I have heard some people say that the life provisions in the Senate bill are adequate, that they can vote for the Senate bill and continue to claim the pro-life label. That is simply inaccurate. For example, the Senate bill appropriates $7 billion for Community Health Centers – many of which are located in the districts we represent. This $7 billion is NOT subject to the Hyde Amendment protections because the funding is not in the HHS appropriations bill. It is NOT subject to the language in this bill that only applies to insurance subsidies. For the first time in most of our lives, taxpayer-funded abortions could take place in each of our districts.

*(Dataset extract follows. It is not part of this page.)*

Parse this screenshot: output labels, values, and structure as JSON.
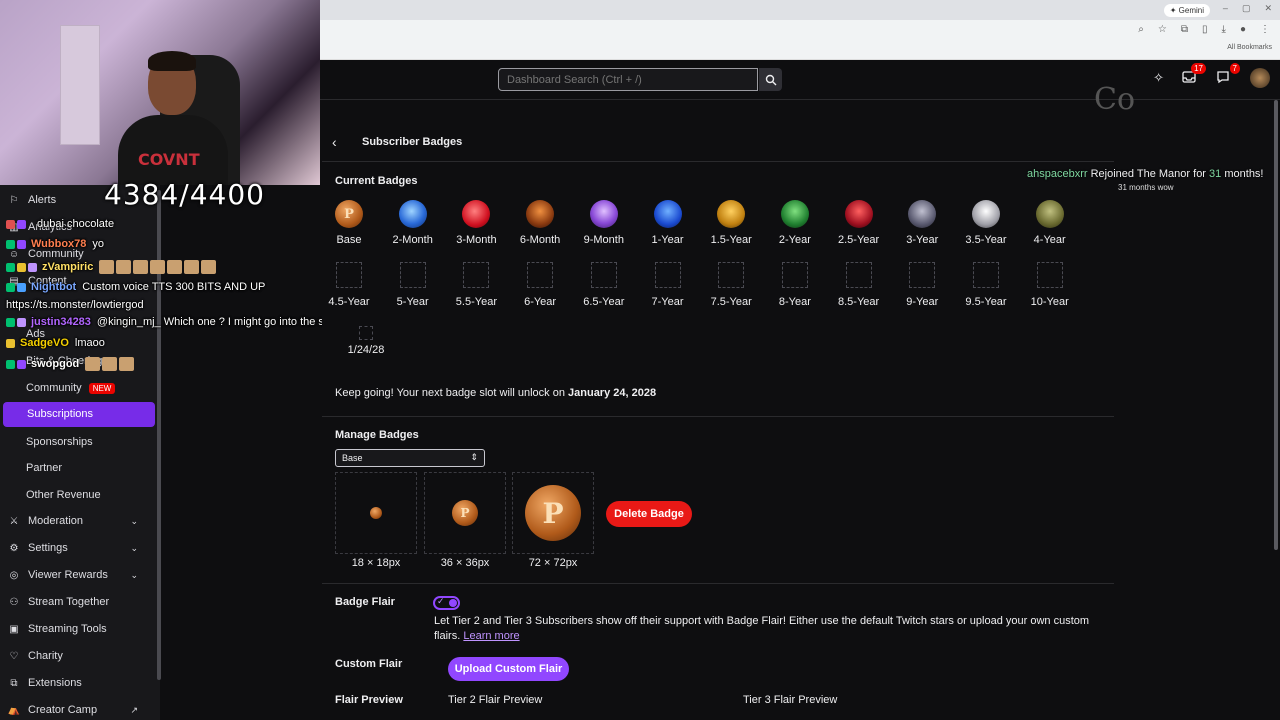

The Senate bill also authorizes tax subsidies for plans that could cover abortion. To put a pro-life veneer on this scheme, the Senate attached a provision that anyone who enrolled in one of these plans would have to pay a separate fee to an abortion fund. This is a slap in the face to pro-life Americans who will now be forced to pay into a fund whose sole purpose is to take innocent human life. These are just two of the most egregious examples of what is wrong with the Senate bill on the life issue.
By adopting this motion, the House will send a strong message that at its most basic level, real health care reform respects and protects life. We sent that signal in November when the House passed the Stupak/Pitts Amendment. And while the exact language of Stupak will not fix the Senate bill, its principles must be included in any “fix” that is worked out. That is why this committee must adopt this motion, to ensure that any bill that becomes law has airtight and absolute protections for human life. I, along with all of my pro-life colleagues, encourage House leaders to continue working toward that goal.
Just ten days ago – and I’ll end with this – former Buckeye and NFL star Chris Spielman stood before a packed house in Columbus, Ohio. There he was, one of the toughest guys to ever play the game, recounting a very tender and touching story about a challenge he and his wife Stefanie faced a few years ago.
Chris and Stefanie were in the midst of Stefanie’s very public bout with cancer. She was two years cancer-free when she came to Chris with the heart-dropping news that a husband and dad never wants to hear. “Something’s happening…” she told him. “I don’t feel right…I need to see the doctor.”
What they learned – that Stefanie was pregnant – would normally have been joyous news! But because of Stefanie’s cancer, they faced a unique challenge that tested their faith, and sent a message to each of us. You see, Stefanie was on the drug herceptin for her cancer, and they were told that a baby had never been born to a mom on herceptin.
They were given three choices:
• stay on the herceptin and risk losing the baby
• terminate the pregnancy, or
• go off the herceptin and risk losing both mom and the baby
They chose life! Today, as Chris would put it, he has a beautiful little 7-year old girl that he’s crazy about, and he loves her to death.
Mr. Chairman, in this debate we have an even greater choice to make. We are not just making a decision for our own families, but for millions of American families. The pro-life majority of this country has made it clear that we will not allow our values to be hijacked by this debate. On the issue of life, we are about to cast career-defining votes. Rarely in public service is the choice so clear or the stakes higher. Now is such a time for choosing. I urge you to choose life and support this motion. Thank you, Mr. Chairman.